Wednesday, June 1, 2011

Cities, Communities, Urban Life Final



A Growing Solution: The Purposes of Berlin’s Parks

In the beginning, planned green spaces appeared in the form of vegetable gardens and pastures—albeit open ones—for domesticated animals. I couldn’t tell you when this happened, but my history teachers through the years seem to agree that this was what allowed people to settle into semi-permanent communities and begin accumulating object wealth…two things they continue to do today. To proceed with a brief history of the role of planned green spaces in settled areas, gardens went on to develop in different forms depending on their purpose. They became calm places for meditation, open places for entertaining, curated places for communicating social status, or private places for conversations.

The first kind of park was likely a memorial park, in the form of a cemetery. Public parks in the 19th century were developed by governments and aristocrats looking to develop the culture of the middle and lower class.
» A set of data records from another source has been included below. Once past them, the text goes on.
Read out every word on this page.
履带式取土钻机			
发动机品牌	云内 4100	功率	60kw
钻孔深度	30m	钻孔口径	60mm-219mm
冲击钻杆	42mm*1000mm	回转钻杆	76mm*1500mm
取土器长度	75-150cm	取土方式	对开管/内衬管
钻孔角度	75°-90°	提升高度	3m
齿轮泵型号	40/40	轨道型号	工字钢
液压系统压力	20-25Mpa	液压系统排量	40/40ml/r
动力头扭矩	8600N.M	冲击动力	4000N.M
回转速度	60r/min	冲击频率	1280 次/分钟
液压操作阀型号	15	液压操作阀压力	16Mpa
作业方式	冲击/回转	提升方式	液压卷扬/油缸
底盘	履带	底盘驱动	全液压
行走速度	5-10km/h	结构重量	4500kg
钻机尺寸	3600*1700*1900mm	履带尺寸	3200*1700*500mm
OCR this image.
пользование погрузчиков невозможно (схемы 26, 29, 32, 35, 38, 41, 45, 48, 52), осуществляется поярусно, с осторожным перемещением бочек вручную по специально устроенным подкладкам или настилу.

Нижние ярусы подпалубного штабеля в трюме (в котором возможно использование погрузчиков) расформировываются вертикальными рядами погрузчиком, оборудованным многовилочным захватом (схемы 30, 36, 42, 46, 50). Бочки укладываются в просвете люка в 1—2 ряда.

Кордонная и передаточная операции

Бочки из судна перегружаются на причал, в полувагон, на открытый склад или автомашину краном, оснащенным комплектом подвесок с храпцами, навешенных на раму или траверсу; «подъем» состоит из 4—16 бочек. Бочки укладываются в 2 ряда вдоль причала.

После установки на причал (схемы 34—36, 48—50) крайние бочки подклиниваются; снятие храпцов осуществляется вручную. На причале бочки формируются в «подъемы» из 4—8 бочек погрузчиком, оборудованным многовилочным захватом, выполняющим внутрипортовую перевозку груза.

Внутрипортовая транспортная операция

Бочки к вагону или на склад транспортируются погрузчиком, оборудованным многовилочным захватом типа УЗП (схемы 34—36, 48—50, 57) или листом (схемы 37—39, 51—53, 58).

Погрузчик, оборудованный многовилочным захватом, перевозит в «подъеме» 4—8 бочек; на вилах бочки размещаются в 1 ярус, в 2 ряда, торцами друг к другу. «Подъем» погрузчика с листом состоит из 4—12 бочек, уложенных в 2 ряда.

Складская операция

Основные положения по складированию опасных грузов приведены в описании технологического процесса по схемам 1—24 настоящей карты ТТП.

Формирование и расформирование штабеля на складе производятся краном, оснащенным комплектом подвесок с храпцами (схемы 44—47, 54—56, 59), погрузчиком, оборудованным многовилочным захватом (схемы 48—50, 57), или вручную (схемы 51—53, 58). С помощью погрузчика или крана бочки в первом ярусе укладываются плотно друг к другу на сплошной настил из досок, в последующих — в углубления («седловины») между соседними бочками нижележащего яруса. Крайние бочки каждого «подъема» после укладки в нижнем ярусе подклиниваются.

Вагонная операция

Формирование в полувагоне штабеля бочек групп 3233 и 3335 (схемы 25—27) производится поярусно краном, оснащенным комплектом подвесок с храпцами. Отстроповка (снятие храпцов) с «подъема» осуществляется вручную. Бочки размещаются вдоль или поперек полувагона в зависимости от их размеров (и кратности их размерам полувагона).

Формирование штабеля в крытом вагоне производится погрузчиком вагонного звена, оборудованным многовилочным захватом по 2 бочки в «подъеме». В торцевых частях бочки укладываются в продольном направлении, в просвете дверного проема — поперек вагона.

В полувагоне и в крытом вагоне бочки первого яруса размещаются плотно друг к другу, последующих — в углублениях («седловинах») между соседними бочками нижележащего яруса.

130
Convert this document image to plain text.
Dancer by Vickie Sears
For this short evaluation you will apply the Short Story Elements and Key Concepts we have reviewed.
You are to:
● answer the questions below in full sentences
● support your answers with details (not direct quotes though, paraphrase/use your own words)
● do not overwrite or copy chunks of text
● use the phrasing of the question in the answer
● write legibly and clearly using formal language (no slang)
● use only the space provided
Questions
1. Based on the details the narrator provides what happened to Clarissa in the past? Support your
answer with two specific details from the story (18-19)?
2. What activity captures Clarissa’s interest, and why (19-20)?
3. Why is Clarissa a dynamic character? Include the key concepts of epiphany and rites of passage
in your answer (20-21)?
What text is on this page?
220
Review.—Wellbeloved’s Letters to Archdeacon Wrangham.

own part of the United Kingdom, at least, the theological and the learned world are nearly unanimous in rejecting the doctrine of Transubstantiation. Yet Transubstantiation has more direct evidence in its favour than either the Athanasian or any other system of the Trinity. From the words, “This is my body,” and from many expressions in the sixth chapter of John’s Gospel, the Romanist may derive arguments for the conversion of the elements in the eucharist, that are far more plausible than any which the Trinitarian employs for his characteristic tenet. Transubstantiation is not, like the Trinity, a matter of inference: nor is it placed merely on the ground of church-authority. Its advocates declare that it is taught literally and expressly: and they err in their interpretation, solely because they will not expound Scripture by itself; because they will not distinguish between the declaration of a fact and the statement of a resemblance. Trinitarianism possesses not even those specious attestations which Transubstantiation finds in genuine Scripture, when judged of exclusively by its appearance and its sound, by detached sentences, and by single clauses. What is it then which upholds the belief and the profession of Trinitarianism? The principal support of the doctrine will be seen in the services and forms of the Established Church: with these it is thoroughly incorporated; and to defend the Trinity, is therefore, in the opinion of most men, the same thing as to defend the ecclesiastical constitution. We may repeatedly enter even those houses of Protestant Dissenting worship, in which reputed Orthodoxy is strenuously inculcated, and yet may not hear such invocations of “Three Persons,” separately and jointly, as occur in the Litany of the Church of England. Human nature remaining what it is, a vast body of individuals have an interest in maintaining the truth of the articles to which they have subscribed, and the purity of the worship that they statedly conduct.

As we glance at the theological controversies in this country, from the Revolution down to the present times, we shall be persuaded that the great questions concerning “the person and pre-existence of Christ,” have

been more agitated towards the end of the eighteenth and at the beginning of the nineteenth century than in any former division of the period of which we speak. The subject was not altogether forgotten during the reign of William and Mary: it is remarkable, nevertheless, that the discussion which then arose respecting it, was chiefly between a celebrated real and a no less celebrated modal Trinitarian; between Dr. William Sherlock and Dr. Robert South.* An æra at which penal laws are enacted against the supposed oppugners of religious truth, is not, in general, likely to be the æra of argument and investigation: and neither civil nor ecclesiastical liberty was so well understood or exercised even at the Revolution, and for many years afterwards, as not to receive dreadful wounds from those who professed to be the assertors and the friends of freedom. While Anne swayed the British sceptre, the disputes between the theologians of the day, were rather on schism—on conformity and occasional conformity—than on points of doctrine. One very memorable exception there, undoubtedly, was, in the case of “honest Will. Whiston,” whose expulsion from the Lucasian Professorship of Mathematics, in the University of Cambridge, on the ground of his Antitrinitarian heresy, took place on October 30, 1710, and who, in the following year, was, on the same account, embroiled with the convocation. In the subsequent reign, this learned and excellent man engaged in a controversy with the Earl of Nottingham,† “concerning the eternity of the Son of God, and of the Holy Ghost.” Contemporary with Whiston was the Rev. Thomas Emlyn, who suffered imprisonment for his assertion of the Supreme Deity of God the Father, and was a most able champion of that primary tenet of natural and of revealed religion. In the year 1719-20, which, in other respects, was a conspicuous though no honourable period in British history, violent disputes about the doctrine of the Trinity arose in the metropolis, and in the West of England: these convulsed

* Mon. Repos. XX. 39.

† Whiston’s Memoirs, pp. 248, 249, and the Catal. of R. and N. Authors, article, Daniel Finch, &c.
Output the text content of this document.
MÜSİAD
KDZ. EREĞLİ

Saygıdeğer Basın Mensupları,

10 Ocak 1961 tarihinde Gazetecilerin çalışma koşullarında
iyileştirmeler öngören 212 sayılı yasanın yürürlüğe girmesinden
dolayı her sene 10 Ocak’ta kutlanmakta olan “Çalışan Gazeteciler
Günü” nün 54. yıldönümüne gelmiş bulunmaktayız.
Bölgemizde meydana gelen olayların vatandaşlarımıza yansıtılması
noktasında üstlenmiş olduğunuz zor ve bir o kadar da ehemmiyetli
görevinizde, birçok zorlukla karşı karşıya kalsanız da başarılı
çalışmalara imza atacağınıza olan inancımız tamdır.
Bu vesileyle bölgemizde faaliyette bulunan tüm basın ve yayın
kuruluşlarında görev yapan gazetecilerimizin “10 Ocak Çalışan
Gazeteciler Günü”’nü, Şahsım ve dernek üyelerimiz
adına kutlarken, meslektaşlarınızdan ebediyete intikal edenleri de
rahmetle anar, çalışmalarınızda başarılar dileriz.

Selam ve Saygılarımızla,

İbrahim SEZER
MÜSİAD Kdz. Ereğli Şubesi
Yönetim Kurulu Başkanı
In the United States, tycoons and millionaires like DuPont and Rockefeller developed parks to boost their public reputation and contribute to their (hoped-for) immortality. Later, their families would find that expansive properties strained their budgets, and those places would become parks as well, though usually carefully landscaped ones visitors must pay to visit. Visitors may or may not also pay to enter Nature parks or “preserves.” These were not planned or cultivated spaces like other parks; they really were (and are) preserved places. They are, however, set aside as planned green spaces to be protected and visited. These untended spaces are something of an anomaly, but they are quite popular in Berlin and are a topic I will return to later.

More recently, ‘city parks’ and ‘urban gardens’ have become quite popular. Recognition of the value of incorporating trees, foliage, and open space into city planning is one reason that these spaces appeared in early cities. Increasingly, however, the idea of the community garden as a place to develop relationships and agriculture education within a community has become very trendy. In New York, some “urban farmers” bring the vegetables they grown in their community gardens to the farmers’ markets to sell. Others partner up with schools to teach children about sustainable small-space farming. Frequently these gardens spring up on neglected lots, usually thanks to the initiative of a couple people or neighborhood organization. They recycle and revitalize what would otherwise be considered “dead space” so that it becomes useful for the community. And this is one of the philosophies I have found most exploring the green spaces in Berlin.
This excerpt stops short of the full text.